Portland’s school board next week will consider the cost and educational benefits of reconfiguring the district’s eight mainland elementary schools into four primary schools and four intermediate schools.

The primary schools would serve students in pre-K through second grade and the intermediate schools would have students in third through fifth grade under the proposal the school district outlined in a news release Thursday.

The district said that a predicted decrease in state aid and increased costs could lead to a budget gap of $7 million to $8 million in the fiscal 2020-21 budget. The elementary school reconfiguration could save $660,000 to $780,000 by reducing the number of classrooms needed to serve students.

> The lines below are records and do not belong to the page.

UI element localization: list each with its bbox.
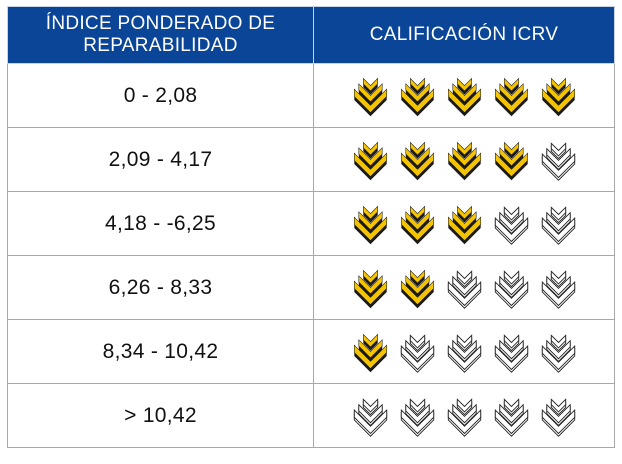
rating-icons <box>314 265 614 310</box>
table-row: 6,26 - 8,33 <box>7 255 615 320</box>
chevron-stack-outline-icon <box>541 398 575 437</box>
chevron-stack-outline-icon <box>494 334 528 373</box>
chevron-stack-outline-icon <box>353 398 387 437</box>
table-row: 8,34 - 10,42 <box>7 319 615 384</box>
chevron-stack-outline-icon <box>541 270 575 309</box>
range-cell: 6,26 - 8,33 <box>7 255 314 320</box>
chevron-stack-filled-icon <box>353 333 387 373</box>
chevron-stack-outline-icon <box>494 206 528 245</box>
rating-cell <box>313 383 615 448</box>
chevron-stack-filled-icon <box>353 269 387 309</box>
chevron-stack-filled-icon <box>494 141 528 181</box>
table-row: 0 - 2,08 <box>7 63 615 128</box>
range-cell: 0 - 2,08 <box>7 63 314 128</box>
repairability-table: ÍNDICE PONDERADO DE REPARABILIDAD CALIFI… <box>7 6 615 448</box>
chevron-stack-filled-icon <box>447 141 481 181</box>
rating-icons <box>314 73 614 118</box>
chevron-stack-filled-icon <box>353 141 387 181</box>
range-cell: 8,34 - 10,42 <box>7 319 314 384</box>
chevron-stack-outline-icon <box>494 270 528 309</box>
chevron-stack-outline-icon <box>447 334 481 373</box>
rating-icons <box>314 137 614 182</box>
table-row: 2,09 - 4,17 <box>7 127 615 192</box>
chevron-stack-filled-icon <box>400 205 434 245</box>
table-row: > 10,42 <box>7 383 615 448</box>
rating-icons <box>314 201 614 246</box>
chevron-stack-filled-icon <box>400 77 434 117</box>
chevron-stack-outline-icon <box>400 398 434 437</box>
chevron-stack-outline-icon <box>541 334 575 373</box>
rating-cell <box>313 191 615 256</box>
chevron-stack-filled-icon <box>400 141 434 181</box>
chevron-stack-outline-icon <box>541 206 575 245</box>
rating-header: CALIFICACIÓN ICRV <box>313 6 615 64</box>
rating-cell <box>313 255 615 320</box>
rating-cell <box>313 63 615 128</box>
rating-cell <box>313 127 615 192</box>
rating-icons <box>314 393 614 438</box>
rating-icons <box>314 329 614 374</box>
range-cell: > 10,42 <box>7 383 314 448</box>
chevron-stack-filled-icon <box>353 205 387 245</box>
chevron-stack-outline-icon <box>447 398 481 437</box>
chevron-stack-filled-icon <box>400 269 434 309</box>
header-row: ÍNDICE PONDERADO DE REPARABILIDAD CALIFI… <box>7 6 615 64</box>
chevron-stack-outline-icon <box>541 142 575 181</box>
range-cell: 2,09 - 4,17 <box>7 127 314 192</box>
chevron-stack-outline-icon <box>400 334 434 373</box>
table-row: 4,18 - -6,25 <box>7 191 615 256</box>
chevron-stack-outline-icon <box>494 398 528 437</box>
chevron-stack-filled-icon <box>494 77 528 117</box>
chevron-stack-filled-icon <box>447 77 481 117</box>
chevron-stack-filled-icon <box>541 77 575 117</box>
chevron-stack-outline-icon <box>447 270 481 309</box>
chevron-stack-filled-icon <box>447 205 481 245</box>
rating-cell <box>313 319 615 384</box>
chevron-stack-filled-icon <box>353 77 387 117</box>
index-header: ÍNDICE PONDERADO DE REPARABILIDAD <box>7 6 314 64</box>
range-cell: 4,18 - -6,25 <box>7 191 314 256</box>
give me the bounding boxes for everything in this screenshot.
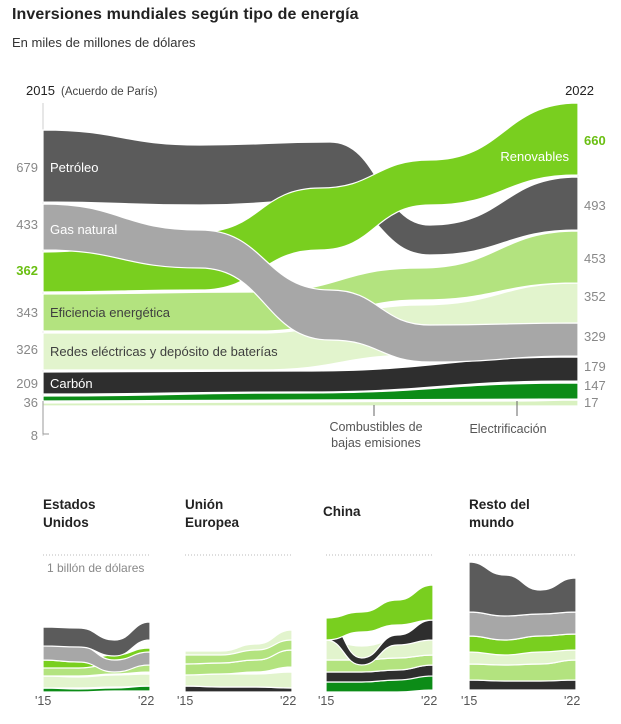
left-value-combustibles: 8 [31,428,38,443]
ribbon-carbon [42,356,579,395]
sm-title-row-line2: mundo [469,515,514,530]
series-label-redes: Redes eléctricas y depósito de baterías [50,344,278,359]
ribbons-group [42,102,579,407]
right-value-renovables: 660 [584,133,606,148]
ribbon-combustibles [42,382,579,402]
paris-note: (Acuerdo de París) [61,86,158,98]
sm-china-x-end: '22 [421,694,437,708]
ribbon-electrificacion [42,399,579,407]
left-value-carbon: 209 [16,376,38,391]
sm-title-china: China [323,504,361,519]
sm-row-x-end: '22 [564,694,580,708]
sm-us-combustibles [42,685,151,693]
sm-us-petroleo [42,621,151,657]
sm-reference-label: 1 billón de dólares [47,561,144,575]
series-label-carbon: Carbón [50,376,93,391]
series-label-gas: Gas natural [50,222,117,237]
sm-eu-x-end: '22 [280,694,296,708]
right-value-redes: 352 [584,289,606,304]
right-value-eficiencia: 453 [584,251,606,266]
series-label-petroleo: Petróleo [50,160,98,175]
left-value-electrificacion: 36 [24,395,38,410]
sm-title-row-line1: Resto del [469,497,530,512]
sm-china-carbon-top [325,619,434,666]
right-value-gas: 329 [584,329,606,344]
sm-title-eu-line1: Unión [185,497,223,512]
right-value-electrificacion: 147 [584,378,606,393]
small-multiples-group [42,561,577,693]
left-value-eficiencia: 343 [16,305,38,320]
sm-title-us-line2: Unidos [43,515,89,530]
ribbon-gas [42,203,579,363]
series-label-renovables: Renovables [500,149,569,164]
year-2022-label: 2022 [565,83,594,98]
sm-us-x-start: '15 [35,694,51,708]
page-title: Inversiones mundiales según tipo de ener… [12,6,359,23]
sm-title-eu-line2: Europea [185,515,240,530]
year-2015-label: 2015 [26,83,55,98]
sm-row-x-start: '15 [461,694,477,708]
sm-us-x-end: '22 [138,694,154,708]
right-value-combustibles: 17 [584,395,598,410]
sm-china-x-start: '15 [318,694,334,708]
sm-eu-x-start: '15 [177,694,193,708]
sm-eu-redes-2 [184,629,293,656]
sm-row-petroleo [468,561,577,617]
left-value-renovables: 362 [16,263,38,278]
sm-us-redes [42,673,151,689]
sm-title-us-line1: Estados [43,497,96,512]
sm-china-renovables [325,584,434,641]
callout-combustibles-line1: Combustibles de [329,420,422,434]
callout-combustibles-line2: bajas emisiones [331,436,421,450]
left-value-petroleo: 679 [16,160,38,175]
series-label-eficiencia: Eficiencia energética [50,305,171,320]
right-value-carbon: 179 [584,359,606,374]
left-value-8-tick [42,401,49,435]
left-value-gas: 433 [16,217,38,232]
right-value-petroleo: 493 [584,198,606,213]
left-value-redes: 326 [16,342,38,357]
callout-electrificacion: Electrificación [469,422,546,436]
page-subtitle: En miles de millones de dólares [12,35,196,50]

“By having an entire school use a primary or an intermediate instructional model, the district would be able to better focus instruction, curriculum and programming to continue to work toward its achievement and whole student goals,” the news release said. “The reconfiguration also would further the district’s equity goal by making elementary schools more like the district’s secondary schools, with more balanced demographic makeup and diversity.”

The model was developed by the district’s Enrollment and Facility Study Commission, which was formed to identify and recommend possible cost-saving initiatives to address projected declines in state aid. The commission’s final report stopped short of recommending a specific plan for reconfiguring elementary schools.

The district also has been looking at reconfiguring grade levels, as a cost savings measure. A facilities and enrollment study conducted last year generated several proposals for reconfiguring the district’s grade levels, but no action was taken after the community opposed a suggestion to consolidate two of the city’s three high schools in the district and form a single junior high school.

Board members also are expected to a hold a workshop Tuesday evening on renaming Riverton Elementary School after one of the city’s leading civil rights advocates, Gerald E. Talbot. Talbot, a longtime Portland resident, was the first African American elected to the Maine Legislature. He was an educator, author, historian, civil and human rights activist. He was also the founding president of the Portland branch of the NAACP. The board may schedule a second reading and public hearing for its Feb. 4 meeting.